A la mission locale de Cergy-Pontoise, jeunes et employeurs se rencontrent

08 Juillet 2014

Christophe Raimbault - Chargé de projet rencontres pro et parrainage, association AVEC - ML de Cergy-Pontoise

Christophe Raimbault La mission locale de Cergy-Pontoise parvient à faire échanger jeunes et professionnels dans le cadre de rencontres régulières. Christophe Raimbault présente les modalités d'organisation de ces évènements.

« Les professionnels ont une méconnaissance du public des missions locales. »
Pourquoi avoir choisi d'organiser ces rencontres professionnelles ?
Notre ambition était de construire une action sur la durée. Depuis que ces rencontres ont commencé, début 2010, nous en sommes à la 30e édition. Le pari était de rassembler des professionnels, de leur demander une demi-journée de leur temps pour partager un moment de convivialité avec les jeunes. Dans ce cadre, en prenant le temps, ces derniers se livrent davantage et osent poser des questions. En face, les intervenants s'étonnent de leurs qualités et de leur potentialité.

Souvent, les professionnels ont une méconnaissance de notre public. Du côté des jeunes, ces rencontres permettent de ré-humaniser la relation à l'entreprise. Cela leur rend les professionnels accessibles et recrée du lien, alors qu'ils ont souvent du mal à obtenir des réponses et ont pour seuls interlocuteurs des systèmes informatiques.

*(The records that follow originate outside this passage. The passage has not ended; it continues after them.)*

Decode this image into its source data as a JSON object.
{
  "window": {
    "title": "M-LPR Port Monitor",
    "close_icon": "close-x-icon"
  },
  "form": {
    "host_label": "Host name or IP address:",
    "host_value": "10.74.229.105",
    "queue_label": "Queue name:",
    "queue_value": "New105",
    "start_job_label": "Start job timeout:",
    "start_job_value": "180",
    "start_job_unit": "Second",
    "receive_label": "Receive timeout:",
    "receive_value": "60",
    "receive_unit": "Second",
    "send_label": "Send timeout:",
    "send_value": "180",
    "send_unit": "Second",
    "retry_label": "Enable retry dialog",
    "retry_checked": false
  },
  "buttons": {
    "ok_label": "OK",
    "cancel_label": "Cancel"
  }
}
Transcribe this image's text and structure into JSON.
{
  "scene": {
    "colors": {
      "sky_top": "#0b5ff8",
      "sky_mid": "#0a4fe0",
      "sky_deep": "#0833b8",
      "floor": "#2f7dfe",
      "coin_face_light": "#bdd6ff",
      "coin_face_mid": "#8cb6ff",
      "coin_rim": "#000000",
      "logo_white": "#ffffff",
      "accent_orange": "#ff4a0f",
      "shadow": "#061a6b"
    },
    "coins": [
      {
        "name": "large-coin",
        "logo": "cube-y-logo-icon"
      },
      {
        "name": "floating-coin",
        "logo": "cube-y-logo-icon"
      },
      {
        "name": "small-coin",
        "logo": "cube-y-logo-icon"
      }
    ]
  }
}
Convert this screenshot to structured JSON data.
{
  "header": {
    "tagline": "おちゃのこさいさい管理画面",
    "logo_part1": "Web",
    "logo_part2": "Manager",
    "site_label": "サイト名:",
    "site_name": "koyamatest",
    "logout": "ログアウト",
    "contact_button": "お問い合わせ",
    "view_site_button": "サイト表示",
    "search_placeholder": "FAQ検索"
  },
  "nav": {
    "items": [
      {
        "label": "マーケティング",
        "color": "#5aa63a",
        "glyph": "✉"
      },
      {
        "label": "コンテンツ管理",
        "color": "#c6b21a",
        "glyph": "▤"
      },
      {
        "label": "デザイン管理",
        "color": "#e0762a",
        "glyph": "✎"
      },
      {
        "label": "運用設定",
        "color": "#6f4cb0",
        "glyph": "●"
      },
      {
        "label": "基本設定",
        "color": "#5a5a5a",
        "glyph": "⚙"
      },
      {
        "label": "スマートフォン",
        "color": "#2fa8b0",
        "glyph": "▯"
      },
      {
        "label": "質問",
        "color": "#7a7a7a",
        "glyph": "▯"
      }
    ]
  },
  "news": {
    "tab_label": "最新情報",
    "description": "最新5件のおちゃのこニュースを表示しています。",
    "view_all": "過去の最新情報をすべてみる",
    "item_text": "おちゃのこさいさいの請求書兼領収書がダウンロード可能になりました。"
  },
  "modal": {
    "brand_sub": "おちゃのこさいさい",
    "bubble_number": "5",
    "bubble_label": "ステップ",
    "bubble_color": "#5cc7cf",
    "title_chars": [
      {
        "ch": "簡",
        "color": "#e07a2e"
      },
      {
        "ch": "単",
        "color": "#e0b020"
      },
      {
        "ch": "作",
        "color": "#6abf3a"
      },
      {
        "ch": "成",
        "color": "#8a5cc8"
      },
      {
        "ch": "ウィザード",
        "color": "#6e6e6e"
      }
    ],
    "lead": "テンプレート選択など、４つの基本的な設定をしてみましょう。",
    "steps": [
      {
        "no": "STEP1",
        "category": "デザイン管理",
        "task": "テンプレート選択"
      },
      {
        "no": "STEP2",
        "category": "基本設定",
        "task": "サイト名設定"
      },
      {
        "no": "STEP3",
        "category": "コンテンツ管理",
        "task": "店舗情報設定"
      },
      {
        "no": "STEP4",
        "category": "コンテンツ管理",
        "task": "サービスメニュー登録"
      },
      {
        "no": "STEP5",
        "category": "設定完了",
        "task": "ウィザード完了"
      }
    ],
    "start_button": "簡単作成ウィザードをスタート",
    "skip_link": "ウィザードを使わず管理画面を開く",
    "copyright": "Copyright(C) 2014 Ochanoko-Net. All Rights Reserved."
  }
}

Quel est le public de ces rencontres ?
Nous essayons de fédérer des acteurs et des publics différents. Parmi les intervenants il y a aussi bien des artisans, que des représentants de PME ou de grandes entreprises. Participent également aux rencontres des organismes de formation, souvent des CFA. Du côté des jeunes, certains viennent de l'université de Cergy, d'autres de l'éducation spécialisée, d'Avenir jeunes, ou encore de l'école de la 2ème chance (E2C). Ils peuvent être à la recherche d'informations pour leur orientation, pour une entrée en formation, ou pour une entrée en emploi.
Comment se déroulent les rencontres ?
Les rencontres ont lieu à la bibliothèque d'études et de formation de Cergy-Pontoise. Elles commencent, après un café d'accueil, par une plénière durant laquelle les intervenants se présentent et donnent des informations sur leurs métiers. Ensuite, des tables rondes sont organisées. Un intervenant se réunit avec sept ou huit jeunes, répond à leurs questions et prend souvent leurs CV en fin d'échange. Pour les jeunes, qui peuvent être jusqu'à 50 ou 60 lors de certaines rencontres, il est plus facile d'interroger les professionnels ainsi, en petit comité. Cela leur permet aussi de mutualiser leurs questions.
Certains secteurs professionnels attirent-ils davantage de jeunes que d'autres ?
Certains secteurs ont plus de succès que d'autres, notamment les métiers du tertiaire, de l'animation, de l'aide à la personne, du social ou de la solidarité. Nous avons plus de difficultés à attirer des jeunes durant les rencontres consacrées à la restauration ou à l'industrie. Cela est dû à la mauvaise image de ces métiers, surtout pour la restauration. Pour l'industrie, c'est davantage un problème de méconnaissance. Nous avons aussi organisé des rencontres autour de thématiques transverses, comme les métiers du développement durable ou le handicap. Les jeunes étaient là aussi un peu moins nombreux, mais j'ai constaté que les échanges étaient très intéressants.
Comment convainquez-vous les professionnels de participer à vos rencontres ?
Nous essayons d'avoir à chaque fois cinq à sept intervenants, ce qui fait environ 45 professionnels mobilisés chaque année. Pour les convaincre de venir, dans un contexte économique qui reste difficile, il faut beaucoup de relationnel. C'est une organisation assez lourde car on n’est jamais à l'abri d'un désistement de dernière minute.

Mais il faut aussi attirer les jeunes, qui peuvent être une ressource rare. Je mobilise ceux engagés dans nos actions de parrainage, qui sont 130 chaque année à la mission locale de Cergy. Je démarche aussi les jeunes suivis par mes collègues. Puis je repère dans nos fichiers les personnes susceptibles d'être intéressées par la thématique de la rencontre. Je leur envoie un SMS (le mail ne "fonctionne" que très moyennement), et si elles me répondent qu'elles sont intéressées, je les appelle. Je renvoie systématiquement un SMS la veille de la rencontre pour confirmer. Cela permet de toucher un nombre conséquent de jeunes, à l'exception de ceux qui sont en rupture de forfait téléphonique.